Bütün bunlar yüzünden halifelik ne Türkiye'ye ne Müslümanlığa bir fayda getirmeyeceği gibi zararları da olacaktır.Halifelik serbest bırakılırsa yukarıda bir yazıda görüldüğü üzere(cümleleri kese kese alıntı yaptığım yazı) hilafet yanlısı ........ler, kendilerini bir bir halife ilan edip, kişisel çıkarları için Müslüman halkın dini duygularını siyasi emellerine alet edecekler ve bu durumdan da en çok zarar, şüphesiz Türkiye Cumhuriyeti Devletine ve Türk milletine gelecektir.


Hilafetin Osmanlıya dağılırken bile faydası olmuştur neden mi? 2. Abdulhamit dönemi; Sultan Abdulhamit osmanlının bekası için hilafet kurumunu yabancılara karşı her daim bir koz olarak kullanmıştır. 33 yıl geciken dağılma süreci bir anlamda bunu hilafetin manevi muhteviyatına borçludur.
Her dem arapların halifeye ihaneti sözedilse bile ingilizlerin gazına araplardan başkası gelmemiştir. Misal kürt aşiretleri halifeye bağlılıklarını bildirerek ingiliz fitnesine izin vermediler, osmanlının kurtuluş mücadelesinde afganistan ve pakistandan maddi ve manevi yardım had saffadaydı bunun sebebi halifelik makamının anadoluda olmasıydı.
Sulanan halifelik makamı değildir, halifeliğe layık olamayan emirlerin ülke yönetimine geçmesidir. Kurum ayrı, kurumu temsil eden şahıs ayrı değerlendirilmelidir.
Konu başlığıyla alakalı olarak ise laik cumhuriyetle halifelik bir arada yürümez. Ancak İslam cumhuriyetiyle yürür. Türkiye kuruluş aşamasında kendine bir yol çizdi, ulus devlet olma yolunda değişiklikler yaptı, bunun doğru veya yanlış olduğu tartışılır.

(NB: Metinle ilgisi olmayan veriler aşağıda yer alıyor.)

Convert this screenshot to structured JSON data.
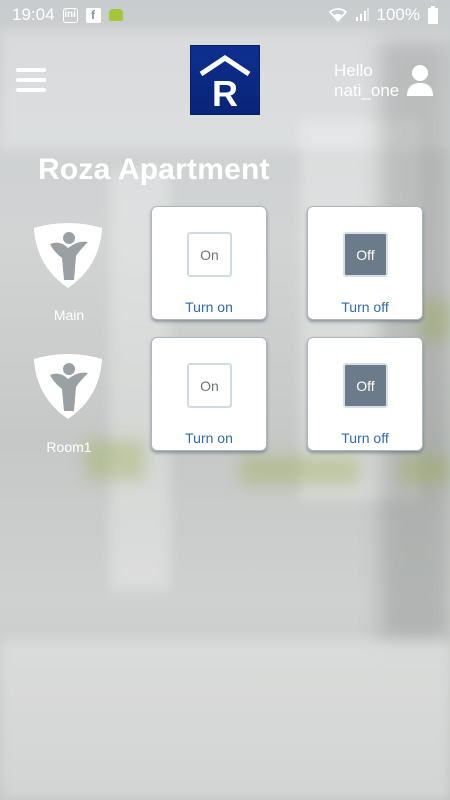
{
  "status_bar": {
    "time": "19:04",
    "battery": "100%",
    "icons": [
      "notification-icon",
      "facebook-icon",
      "android-icon",
      "wifi-icon",
      "signal-icon",
      "battery-icon"
    ]
  },
  "header": {
    "logo_letter": "R",
    "greeting_line1": "Hello",
    "greeting_line2": "nati_one"
  },
  "page": {
    "title": "Roza Apartment"
  },
  "devices": [
    {
      "name": "Main",
      "on_card": {
        "switch_text": "On",
        "label": "Turn on"
      },
      "off_card": {
        "switch_text": "Off",
        "label": "Turn off"
      }
    },
    {
      "name": "Room1",
      "on_card": {
        "switch_text": "On",
        "label": "Turn on"
      },
      "off_card": {
        "switch_text": "Off",
        "label": "Turn off"
      }
    }
  ],
  "colors": {
    "logo_bg": "#0d2f8f",
    "card_label": "#2f6ca5",
    "off_switch": "#6b7b89"
  }
}
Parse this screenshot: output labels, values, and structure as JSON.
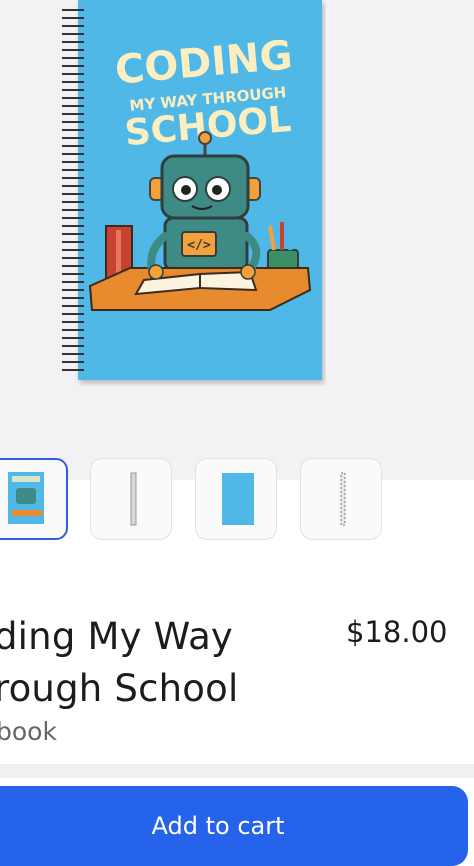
{
  "product": {
    "cover_title_line1": "CODING",
    "cover_title_line2": "MY WAY THROUGH",
    "cover_title_line3": "SCHOOL",
    "cover_code_tag": "</>",
    "title_line1": "ding My Way",
    "title_line2": "rough School",
    "subtitle": "book",
    "price": "$18.00"
  },
  "thumbnails": [
    {
      "name": "front-cover",
      "selected": true
    },
    {
      "name": "side-view",
      "selected": false
    },
    {
      "name": "blue-cover",
      "selected": false
    },
    {
      "name": "spiral-view",
      "selected": false
    }
  ],
  "actions": {
    "add_to_cart": "Add to cart"
  },
  "colors": {
    "accent": "#2563eb",
    "cover_blue": "#4fb8e6",
    "cover_text": "#fbeec0"
  }
}
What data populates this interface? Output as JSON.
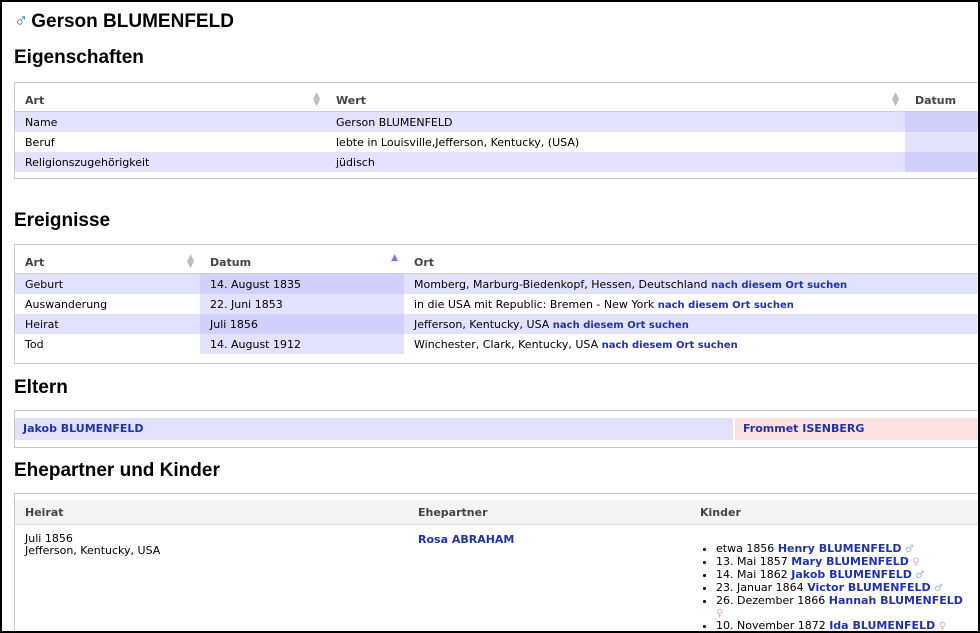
{
  "person": {
    "symbol": "♂",
    "name": "Gerson BLUMENFELD"
  },
  "props": {
    "heading": "Eigenschaften",
    "columns": [
      "Art",
      "Wert",
      "Datum"
    ],
    "rows": [
      {
        "art": "Name",
        "wert": "Gerson BLUMENFELD"
      },
      {
        "art": "Beruf",
        "wert": "lebte in Louisville,Jefferson, Kentucky, (USA)"
      },
      {
        "art": "Religionszugehörigkeit",
        "wert": "jüdisch"
      }
    ]
  },
  "events": {
    "heading": "Ereignisse",
    "columns": [
      "Art",
      "Datum",
      "Ort"
    ],
    "search_link": "nach diesem Ort suchen",
    "rows": [
      {
        "art": "Geburt",
        "datum": "14. August 1835",
        "ort": "Momberg, Marburg-Biedenkopf, Hessen, Deutschland"
      },
      {
        "art": "Auswanderung",
        "datum": "22. Juni 1853",
        "ort": "in die USA mit Republic: Bremen - New York"
      },
      {
        "art": "Heirat",
        "datum": "Juli 1856",
        "ort": "Jefferson, Kentucky, USA"
      },
      {
        "art": "Tod",
        "datum": "14. August 1912",
        "ort": "Winchester, Clark, Kentucky, USA"
      }
    ]
  },
  "parents": {
    "heading": "Eltern",
    "father": "Jakob BLUMENFELD",
    "mother": "Frommet ISENBERG"
  },
  "family": {
    "heading": "Ehepartner und Kinder",
    "columns": [
      "Heirat",
      "Ehepartner",
      "Kinder"
    ],
    "marriage_date": "Juli 1856",
    "marriage_place": "Jefferson, Kentucky, USA",
    "spouse": "Rosa ABRAHAM",
    "children": [
      {
        "date": "etwa 1856",
        "name": "Henry BLUMENFELD",
        "sex": "♂"
      },
      {
        "date": "13. Mai 1857",
        "name": "Mary BLUMENFELD",
        "sex": "♀"
      },
      {
        "date": "14. Mai 1862",
        "name": "Jakob BLUMENFELD",
        "sex": "♂"
      },
      {
        "date": "23. Januar 1864",
        "name": "Victor BLUMENFELD",
        "sex": "♂"
      },
      {
        "date": "26. Dezember 1866",
        "name": "Hannah BLUMENFELD",
        "sex": "♀"
      },
      {
        "date": "10. November 1872",
        "name": "Ida BLUMENFELD",
        "sex": "♀"
      }
    ]
  }
}
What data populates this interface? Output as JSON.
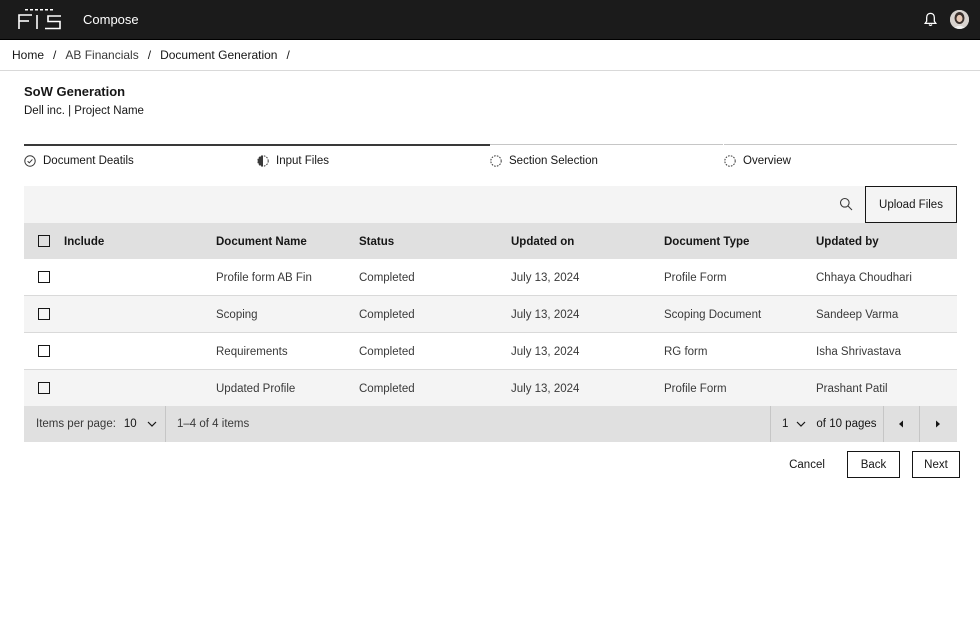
{
  "header": {
    "brand": "FIS",
    "app_name": "Compose",
    "bell_icon": "notification-bell-icon",
    "avatar_icon": "user-avatar"
  },
  "breadcrumb": {
    "items": [
      "Home",
      "AB Financials",
      "Document Generation"
    ],
    "separator": "/"
  },
  "page": {
    "title": "SoW Generation",
    "subtitle": "Dell inc. | Project Name"
  },
  "steps": [
    {
      "label": "Document Deatils",
      "status": "complete",
      "icon": "check-circle-icon"
    },
    {
      "label": "Input Files",
      "status": "current",
      "icon": "half-circle-icon"
    },
    {
      "label": "Section Selection",
      "status": "incomplete",
      "icon": "dashed-circle-icon"
    },
    {
      "label": "Overview",
      "status": "incomplete",
      "icon": "dashed-circle-icon"
    }
  ],
  "toolbar": {
    "search_icon": "search-icon",
    "upload_label": "Upload Files"
  },
  "table": {
    "headers": [
      "Include",
      "Document Name",
      "Status",
      "Updated on",
      "Document Type",
      "Updated by"
    ],
    "rows": [
      {
        "name": "Profile form AB Fin",
        "status": "Completed",
        "updated_on": "July 13, 2024",
        "type": "Profile Form",
        "updated_by": "Chhaya Choudhari"
      },
      {
        "name": "Scoping",
        "status": "Completed",
        "updated_on": "July 13, 2024",
        "type": "Scoping Document",
        "updated_by": "Sandeep Varma"
      },
      {
        "name": "Requirements",
        "status": "Completed",
        "updated_on": "July 13, 2024",
        "type": "RG form",
        "updated_by": "Isha Shrivastava"
      },
      {
        "name": "Updated Profile",
        "status": "Completed",
        "updated_on": "July 13, 2024",
        "type": "Profile Form",
        "updated_by": "Prashant Patil"
      }
    ]
  },
  "pagination": {
    "items_per_page_label": "Items per page:",
    "items_per_page": "10",
    "range": "1–4 of 4 items",
    "page": "1",
    "of_pages": "of 10 pages"
  },
  "footer": {
    "cancel": "Cancel",
    "back": "Back",
    "next": "Next"
  }
}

Eğer toplum kuran ve sünnet ışığında doğru müslüman olmayı başarırsa elbette hilafet makamıda hak edildiği gibi temsil edilecektir. Böyle bir temsilin saramayacağı kırık yoktur. Böyle bir toplumda kendini halife ilan eden aklı evvellerde haliyle arzu endam edemeyecektir.
Yeni Cumhuriyette şeri hükümler devre dışı edilip halifelik devam etse zaten saçma bir uygulama olurdu. Mesele İslamın yönetimden men edilmesidir. Diğerleri zaten teferruat.